Who Was Asked To Testify

The committee sent requests to Raymond Hulser, Kenneth Polite, Timothy Duree and Molly Gaston for a December 30 meeting. House Judiciary Chair Rep. Jim Jordan said in the letters, obtained by CNN, that the officials "possess information vital to our constitutional oversight responsibilities." CNN has contacted representatives for the four officials for comment.

What The DOJ Emails Show

DOJ emails shared with Senate Judiciary Chair Chuck Grassley show that on May 17, 2023, Molly Gaston wrote to a small group seeking consultation on "narrowly-tailored subpoenas" for toll records belonging to Members of Congress. Gaston said the proposed subpoenas would cover Jan. 4–7, 2021, and described an investigative inference that then-President Donald Trump and Rudy Giuliani had contacted certain members to delay certification of the electoral vote.

"I'm writing to consult with PIN on some narrowly-tailored subpoenas that we plan to issue for toll records belonging to Members of Congress," Gaston wrote. She added that the subpoenas were intended to probe outreach that "in some cases" occurred on the night of Jan. 6, in the hour before Congress reconvened.

Hulser appears on the same email chain and responded at points, including writing, "cleared. Thanks for doing this." The correspondence indicates internal DOJ discussion about using narrowly targeted grand-jury subpoenas to seek call metadata from phone carriers.

What Republicans Have Said

In October, Senate Republican leaders announced that the FBI used court orders in 2023 to obtain toll records for nine Republican senators and one House member as part of Smith's Jan. 6 investigation. The lawmakers named in GOP disclosures included Sens. Lindsey Graham, Bill Hagerty, Josh Hawley, Dan Sullivan, Tommy Tuberville, Ron Johnson, Cynthia Lummis and Marsha Blackburn, and Rep. Mike Kelly.

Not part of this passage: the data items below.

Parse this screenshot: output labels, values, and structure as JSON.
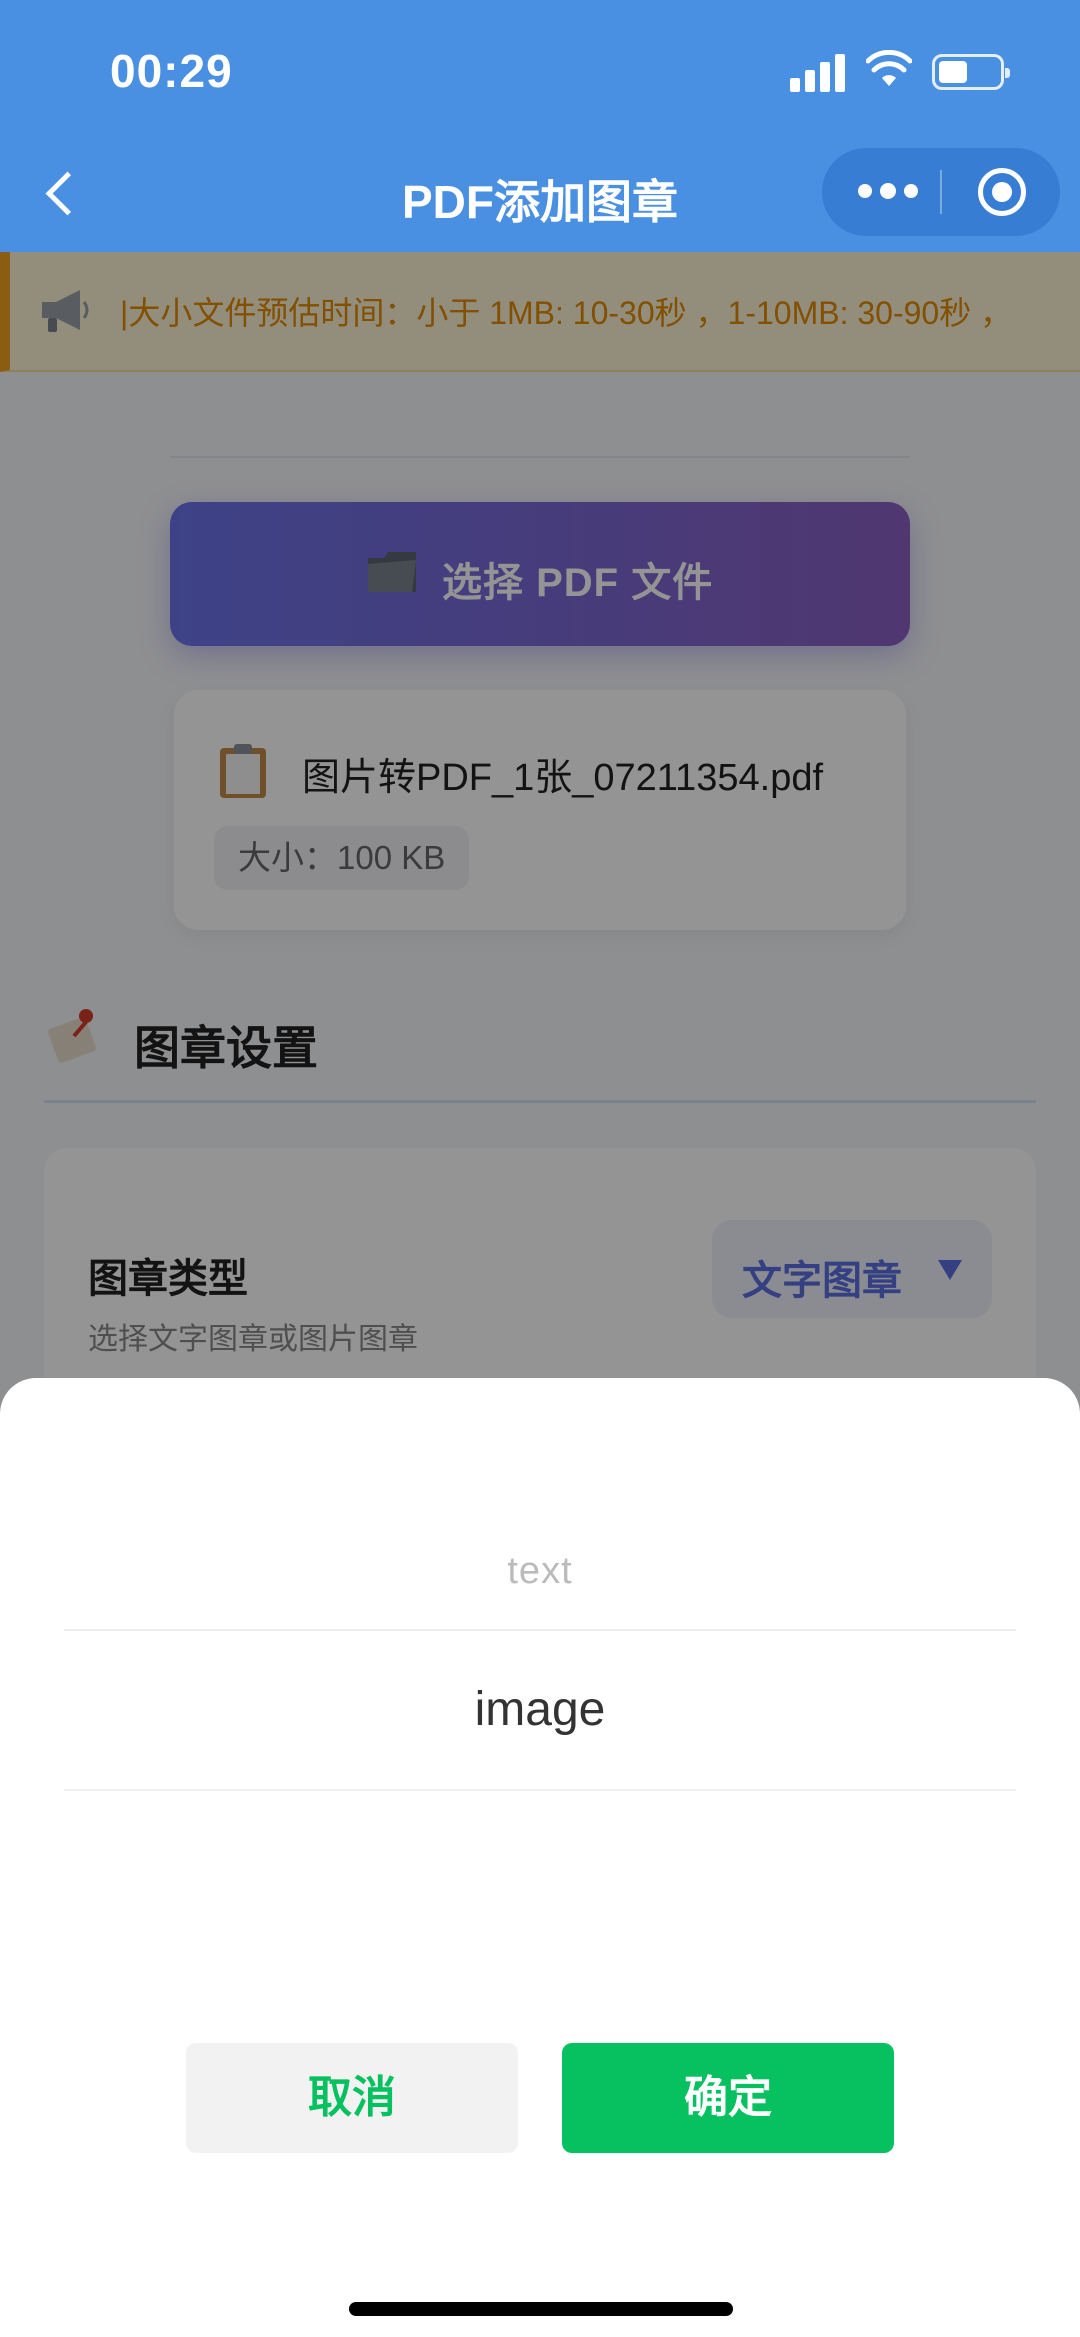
{
  "status_bar": {
    "time": "00:29"
  },
  "nav": {
    "title": "PDF添加图章"
  },
  "notice": {
    "text": "|大小文件预估时间：小于 1MB: 10-30秒 ，1-10MB: 30-90秒 ，"
  },
  "upload": {
    "button_label": "选择 PDF 文件"
  },
  "file": {
    "name": "图片转PDF_1张_07211354.pdf",
    "size_label": "大小：100 KB"
  },
  "stamp_section": {
    "title": "图章设置",
    "type_label": "图章类型",
    "type_desc": "选择文字图章或图片图章",
    "type_value": "文字图章"
  },
  "picker": {
    "options": [
      "text",
      "image"
    ],
    "cancel_label": "取消",
    "confirm_label": "确定"
  },
  "colors": {
    "header": "#4a90e2",
    "accent": "#07c160",
    "notice": "#e08a00"
  },
  "icons": [
    "back-icon",
    "more-icon",
    "capsule-close-icon",
    "megaphone-icon",
    "folder-icon",
    "clipboard-icon",
    "stamp-icon",
    "dropdown-arrow-icon"
  ]
}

It remains unclear precisely what investigators sought to determine by collecting those records, and there is no public indication the listed lawmakers were formal targets of the investigation. The records obtained via a grand jury reflect call metadata (numbers called, time and duration) rather than the content of calls. Republican sources have been the principal public disseminators of information about the subpoenas and related court orders.

Jack Smith's Testimony And Related Developments

Rep. Jordan, who is leading the committee's inquiry, disclosed in November that his own phone records over a two-year span were collected as part of Smith's probe. Smith is scheduled to testify privately on Capitol Hill about his prosecutions of Donald Trump related to alleged efforts to overturn the 2020 election and alleged mishandling of classified documents. Smith dismissed both cases in November 2024 after Trump returned to office, but he has said that dropping the charges does not amount to exoneration.

The deposition was negotiated over months and is occurring in private; Smith had pushed to testify publicly to address, in his words, "the many mischaracterizations" surrounding his investigations. Meanwhile, House Democrats are urging the Justice Department to release the sealed second part of Smith's final report on the classified-documents matter.

Committee staff and the DOJ have not publicly released additional details about the planned interviews or the scope of the subpoenas. The House Judiciary Committee's requests mark an escalation in a broader partisan dispute over whether federal law-enforcement actions in recent years were appropriately limited or were improperly directed at political opponents.